Sempre fui defensor do ego no meio artístico. Com certeza estamos falando de um dos meios onde se faz necessária uma crença surreal em si mesmo. Porém, é preciso dominar o ego, a fim de evitar papéis patéticos e vexames na carreira, vejam o caso Eddie Van Halen, por exemplo.
Uma das regras de Mark Sandman, desde os primórdios da sua banda de blues, era que nenhum dos músicos levassem aos shows mais instrumentos do que seriam capazes de carregar.
Se recusaram a interpretar a madame travestida, que desce de seu luxuoso automóvel, enquanto suas mucamas carregam seus equipamentos.
Josh Homme, produtor e fundador do grupo Queens of the Stone Age, definiu sua visão sobre Sandman: “Ele parecia um homem de verdade.”
O fato de Sandman estar exatamente onde deveria – tão ciente de suas capacidades ao ponto de construir seus instrumentos – sabendo que sua música era muito boa e seu público seletivo e excepcional (Ben Harper sabe muito bem do que estou falando) fazia com que sua figura fosse um mistério, um artista fora de contexto. Se não tivesse falecido precocemente, tendo uma parada cardíaca no palco, durante uma apresentação na Palestrina, numa fatalidade sem excessos, certamente hoje seria um dos músicos mais influentes do rock.
Vapors of Morphine
(Foto: Vapors of Morphine por Lisa Deupree / Site: www.vaporsofmorphine.com)
A banda Vapors of Morphine foi fundada em 2009 pelos membros remanescentes do Morphine, com a intenção de manter a chama ou os vapores do incêndio que a breve passagem de Mark Sandman provocou.
Em 2014, se apresentaram no Largo da Batata, no bairro de Pinheiros, dentro da programação da 8ª edição do Mês da Cultura Independente.

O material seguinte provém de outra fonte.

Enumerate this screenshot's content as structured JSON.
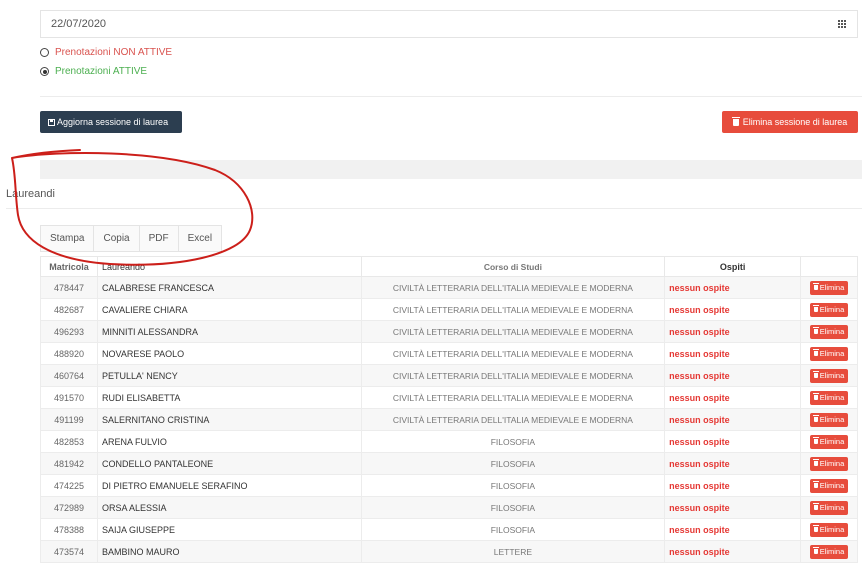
{
  "session": {
    "date": "22/07/2020",
    "option_inactive": "Prenotazioni NON ATTIVE",
    "option_active": "Prenotazioni ATTIVE",
    "active_selected": true,
    "update_label": "Aggiorna sessione di laurea",
    "delete_label": "Elimina sessione di laurea"
  },
  "section": {
    "title": "Laureandi"
  },
  "export": [
    "Stampa",
    "Copia",
    "PDF",
    "Excel"
  ],
  "table": {
    "headers": [
      "Matricola",
      "Laureando",
      "Corso di Studi",
      "Ospiti",
      ""
    ],
    "delete_label": "Elimina",
    "rows": [
      {
        "matricola": "478447",
        "nome": "CALABRESE FRANCESCA",
        "corso": "CIVILTÀ LETTERARIA DELL'ITALIA MEDIEVALE E MODERNA",
        "ospiti": "nessun ospite"
      },
      {
        "matricola": "482687",
        "nome": "CAVALIERE CHIARA",
        "corso": "CIVILTÀ LETTERARIA DELL'ITALIA MEDIEVALE E MODERNA",
        "ospiti": "nessun ospite"
      },
      {
        "matricola": "496293",
        "nome": "MINNITI ALESSANDRA",
        "corso": "CIVILTÀ LETTERARIA DELL'ITALIA MEDIEVALE E MODERNA",
        "ospiti": "nessun ospite"
      },
      {
        "matricola": "488920",
        "nome": "NOVARESE PAOLO",
        "corso": "CIVILTÀ LETTERARIA DELL'ITALIA MEDIEVALE E MODERNA",
        "ospiti": "nessun ospite"
      },
      {
        "matricola": "460764",
        "nome": "PETULLA' NENCY",
        "corso": "CIVILTÀ LETTERARIA DELL'ITALIA MEDIEVALE E MODERNA",
        "ospiti": "nessun ospite"
      },
      {
        "matricola": "491570",
        "nome": "RUDI ELISABETTA",
        "corso": "CIVILTÀ LETTERARIA DELL'ITALIA MEDIEVALE E MODERNA",
        "ospiti": "nessun ospite"
      },
      {
        "matricola": "491199",
        "nome": "SALERNITANO CRISTINA",
        "corso": "CIVILTÀ LETTERARIA DELL'ITALIA MEDIEVALE E MODERNA",
        "ospiti": "nessun ospite"
      },
      {
        "matricola": "482853",
        "nome": "ARENA FULVIO",
        "corso": "FILOSOFIA",
        "ospiti": "nessun ospite"
      },
      {
        "matricola": "481942",
        "nome": "CONDELLO PANTALEONE",
        "corso": "FILOSOFIA",
        "ospiti": "nessun ospite"
      },
      {
        "matricola": "474225",
        "nome": "DI PIETRO EMANUELE SERAFINO",
        "corso": "FILOSOFIA",
        "ospiti": "nessun ospite"
      },
      {
        "matricola": "472989",
        "nome": "ORSA ALESSIA",
        "corso": "FILOSOFIA",
        "ospiti": "nessun ospite"
      },
      {
        "matricola": "478388",
        "nome": "SAIJA GIUSEPPE",
        "corso": "FILOSOFIA",
        "ospiti": "nessun ospite"
      },
      {
        "matricola": "473574",
        "nome": "BAMBINO MAURO",
        "corso": "LETTERE",
        "ospiti": "nessun ospite"
      }
    ]
  },
  "colors": {
    "dark_button": "#2c3e50",
    "danger": "#e74c3c",
    "inactive_text": "#d9534f",
    "active_text": "#4caf50",
    "annotation": "#cc1f1a"
  }
}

No dia 20 de setembro de 2017, se apresentaram no Cine Joia, o show de abertura foi do quarteto paulistano Hierofante Púrpura, som psicodélico de altíssima qualidade. Fiquei sabendo dessa apresentação pouco depois de ter acontecido, mas pude ver Vapors of Morphine em pinheiros, além de acompanhar algumas sonoridades recentes.
Eles estão mantendo a pegada com dignidade, as duas vozes se encaixam perfeitamente como nos tempos de Sandman, o estilo vocal permanece intacto com algumas levadas instrumentais mais pro rock progressivo.
Outro detalhe de respeito ao legado de Sandman, além de buscarem uma “substituição” à altura, foi o cuidado com a mudança no nome da banda.
Vapors of Morphine não somente herdou a musicalidade, como também a classe e a grandeza de espírito.
Henrique Maranhão é roteirista, escritor e produtor musical.
Referências Bibliográficas
Cure for Pain – The Mark Sandman Story (2011).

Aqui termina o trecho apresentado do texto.